October 11, 1995: Steve Jobs files the paperwork to float Pixar Animation Studios on the stock market.
A turning point in Jobs’ life, Pixar’s initial public offering turns him into a billionaire. But things very nearly don’t turn out so well.
How Steve Jobs bought Pixar
It may be because I write for a tech site, and therefore the Steve Jobs focus is always on Apple and NeXT. But Pixar often seems underrepresented when people talk about the Apple co-founder’s life. Sometimes written off as a side investment for Jobs, Pixar was evidence of his long-term vision. It also symbolizes his post-Apple struggles as a businessman, and ultimately his astonishing turnaround and reinvention as a CEO.
It was also the start of Jobs’ entertainment industry experience, which made him the single biggest shareholder in the Walt Disney Company and laid the groundwork for relationships he would later draw on for iTunes.
Pixar was founded by Alvy Ray Smith and Ed Catmull. The animation studio emerged out of the computer graphics lab of George Lucas, director of Star Wars. When Lucas went through an expensive divorce, Jobs bought out his share of the company.
Jobs first heard about Pixar’s work through Alan Kay, the legendary Xerox PARC computer scientist who went on to work for Apple.
Jobs talked Lucas down from an initial offer of $15 million for his Pixar stock, and a guarantee of another $15 million in funding for the company. In the end, Jobs paid just $5 million and a guarantee of $5 million in funding for 70 percent of Pixar. The deal was struck on February 3, 1986, shortly after Jobs left Apple.
Although Jobs got a good deal, it was a risk at the time: Pixar needed money to run and Moore’s law meant the company was still a decade away from being able to generate a fully computer-animated movie, which was the dream of Smith and Catmull.
Pixar: Movie studio or computer company?
Coming from a sales background, Jobs thought Pixar could pay its way as a hardware and software company for creatives — basically the same pitch he used at Apple.
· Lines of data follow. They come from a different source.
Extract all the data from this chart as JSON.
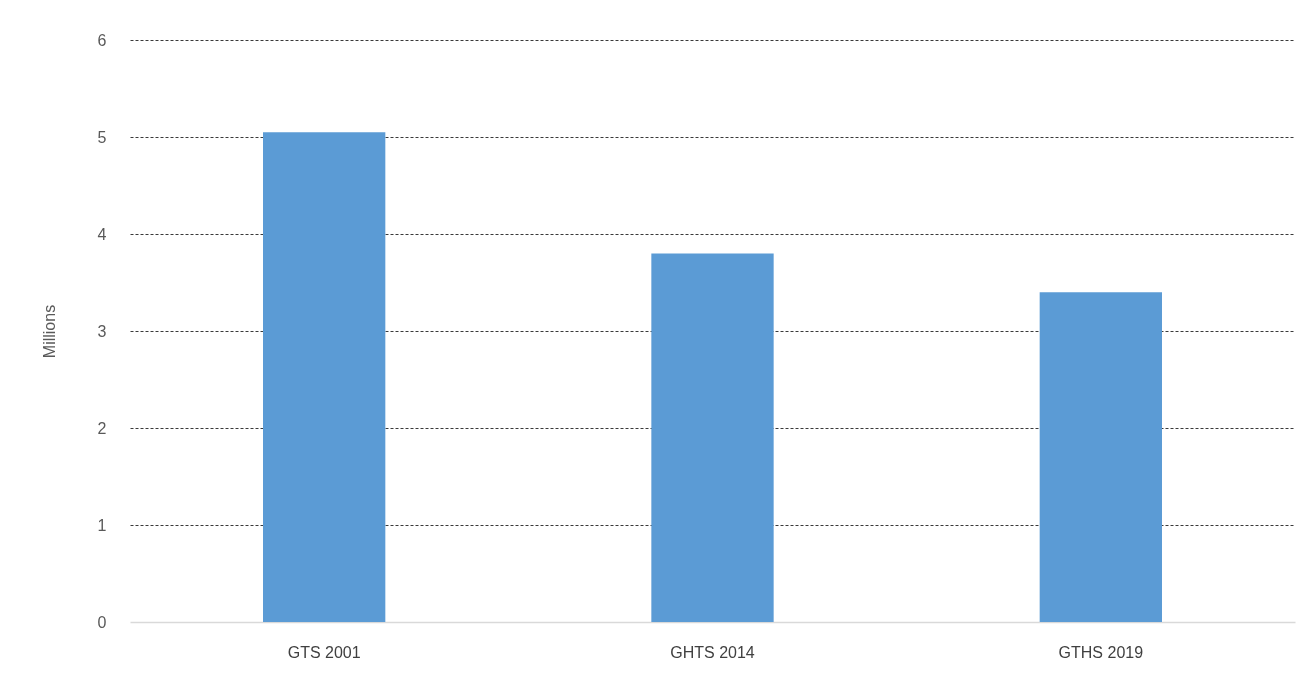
{
  "chart_data": {
    "type": "bar",
    "ylabel": "Millions",
    "categories": [
      "GTS 2001",
      "GHTS 2014",
      "GTHS 2019"
    ],
    "values": [
      5.05,
      3.8,
      3.4
    ],
    "color": "#5b9bd5",
    "ylim": [
      0,
      6
    ],
    "yticks": [
      0,
      1,
      2,
      3,
      4,
      5,
      6
    ],
    "grid": "y"
  }
}
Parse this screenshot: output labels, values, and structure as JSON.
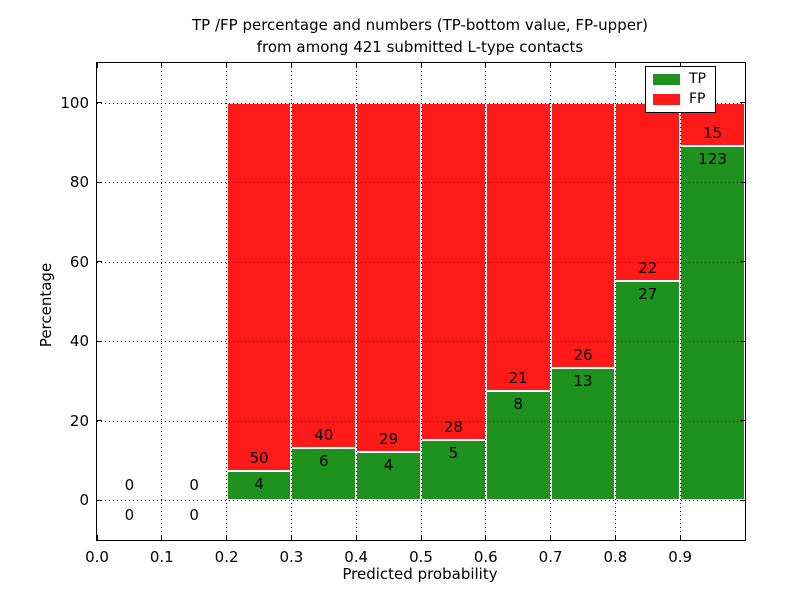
{
  "figure": {
    "title_line1": "TP /FP percentage and numbers (TP-bottom value, FP-upper)",
    "title_line2": "from among 421 submitted L-type contacts",
    "xlabel": "Predicted probability",
    "ylabel": "Percentage"
  },
  "colors": {
    "tp": "#1e911e",
    "fp": "#ff1a1a",
    "grid": "#000000",
    "background": "#ffffff"
  },
  "legend": {
    "position": "upper right",
    "items": [
      {
        "label": "TP",
        "color": "#1e911e"
      },
      {
        "label": "FP",
        "color": "#ff1a1a"
      }
    ]
  },
  "chart_data": {
    "type": "bar",
    "stacked": true,
    "title": "TP /FP percentage and numbers (TP-bottom value, FP-upper) from among 421 submitted L-type contacts",
    "xlabel": "Predicted probability",
    "ylabel": "Percentage",
    "xlim": [
      0.0,
      1.0
    ],
    "ylim": [
      -10,
      110
    ],
    "grid": "dotted black, on top of bars",
    "legend_position": "upper right",
    "total_contacts": 421,
    "xticks": [
      0.0,
      0.1,
      0.2,
      0.3,
      0.4,
      0.5,
      0.6,
      0.7,
      0.8,
      0.9
    ],
    "xtick_labels": [
      "0.0",
      "0.1",
      "0.2",
      "0.3",
      "0.4",
      "0.5",
      "0.6",
      "0.7",
      "0.8",
      "0.9"
    ],
    "yticks": [
      0,
      20,
      40,
      60,
      80,
      100
    ],
    "ytick_labels": [
      "0",
      "20",
      "40",
      "60",
      "80",
      "100"
    ],
    "series": [
      {
        "name": "TP",
        "role": "bottom segment, green"
      },
      {
        "name": "FP",
        "role": "upper segment, red"
      }
    ],
    "bins": [
      {
        "range": [
          0.0,
          0.1
        ],
        "tp": 0,
        "fp": 0,
        "tp_pct": 0,
        "fp_pct": 0
      },
      {
        "range": [
          0.1,
          0.2
        ],
        "tp": 0,
        "fp": 0,
        "tp_pct": 0,
        "fp_pct": 0
      },
      {
        "range": [
          0.2,
          0.3
        ],
        "tp": 4,
        "fp": 50,
        "tp_pct": 7.41,
        "fp_pct": 92.59
      },
      {
        "range": [
          0.3,
          0.4
        ],
        "tp": 6,
        "fp": 40,
        "tp_pct": 13.04,
        "fp_pct": 86.96
      },
      {
        "range": [
          0.4,
          0.5
        ],
        "tp": 4,
        "fp": 29,
        "tp_pct": 12.12,
        "fp_pct": 87.88
      },
      {
        "range": [
          0.5,
          0.6
        ],
        "tp": 5,
        "fp": 28,
        "tp_pct": 15.15,
        "fp_pct": 84.85
      },
      {
        "range": [
          0.6,
          0.7
        ],
        "tp": 8,
        "fp": 21,
        "tp_pct": 27.59,
        "fp_pct": 72.41
      },
      {
        "range": [
          0.7,
          0.8
        ],
        "tp": 13,
        "fp": 26,
        "tp_pct": 33.33,
        "fp_pct": 66.67
      },
      {
        "range": [
          0.8,
          0.9
        ],
        "tp": 27,
        "fp": 22,
        "tp_pct": 55.1,
        "fp_pct": 44.9
      },
      {
        "range": [
          0.9,
          1.0
        ],
        "tp": 123,
        "fp": 15,
        "tp_pct": 89.13,
        "fp_pct": 10.87
      }
    ]
  }
}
Pixar had two main products for sale. These were RenderMan, a 3-D graphics rendering program that still exists today, and the Pixar Image Computer, which was a high-end supercomputer. The Pixar Image Computer proved to be a sales disaster. Throughout its life, the computer sold fewer than 300 units.
The problem was an insanely high sales price. The machine cost $135,000 to buy, but also needed a $35,000 workstation from Sun Microsystems or Silicon Graphics to run. A second-generation version sold for “just” $30,000, which still put it far out of reach of any regular customer.
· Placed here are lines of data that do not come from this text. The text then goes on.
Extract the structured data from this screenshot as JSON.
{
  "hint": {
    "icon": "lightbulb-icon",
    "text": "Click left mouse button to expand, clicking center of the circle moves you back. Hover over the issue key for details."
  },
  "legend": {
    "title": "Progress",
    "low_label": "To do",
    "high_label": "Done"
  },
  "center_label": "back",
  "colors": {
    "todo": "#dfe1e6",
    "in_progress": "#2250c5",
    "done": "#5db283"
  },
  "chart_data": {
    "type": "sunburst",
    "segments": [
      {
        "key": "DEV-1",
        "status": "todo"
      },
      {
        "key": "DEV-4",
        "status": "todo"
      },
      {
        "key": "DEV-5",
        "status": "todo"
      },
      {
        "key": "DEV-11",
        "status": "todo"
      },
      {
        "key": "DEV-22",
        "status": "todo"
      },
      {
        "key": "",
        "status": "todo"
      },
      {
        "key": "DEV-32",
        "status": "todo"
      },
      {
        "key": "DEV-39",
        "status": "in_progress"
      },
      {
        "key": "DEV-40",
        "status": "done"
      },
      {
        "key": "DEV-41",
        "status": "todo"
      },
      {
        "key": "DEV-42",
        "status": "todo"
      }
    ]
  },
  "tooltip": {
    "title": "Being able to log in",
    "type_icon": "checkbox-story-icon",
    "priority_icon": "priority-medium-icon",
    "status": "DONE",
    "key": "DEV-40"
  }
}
Hemorrhaging money, the only thing that kept Pixar alive during the late 1980s and very early ’90s was Jobs’ pride. He didn’t want to be seen as a one-hit wonder who founded Apple, then flamed out with NeXT and Pixar.
Fortunately, the company struck a deal with Disney, and Pixar began work on its first feature-length movie, Toy Story. Sensing a big hit, Jobs filed to take Pixar public. The paperwork was filed 22 years ago today, and the IPO itself took place November 29, 1995.
The IPO made Jobs a billionaire at age 40 and set the stage for his astonishing comeback.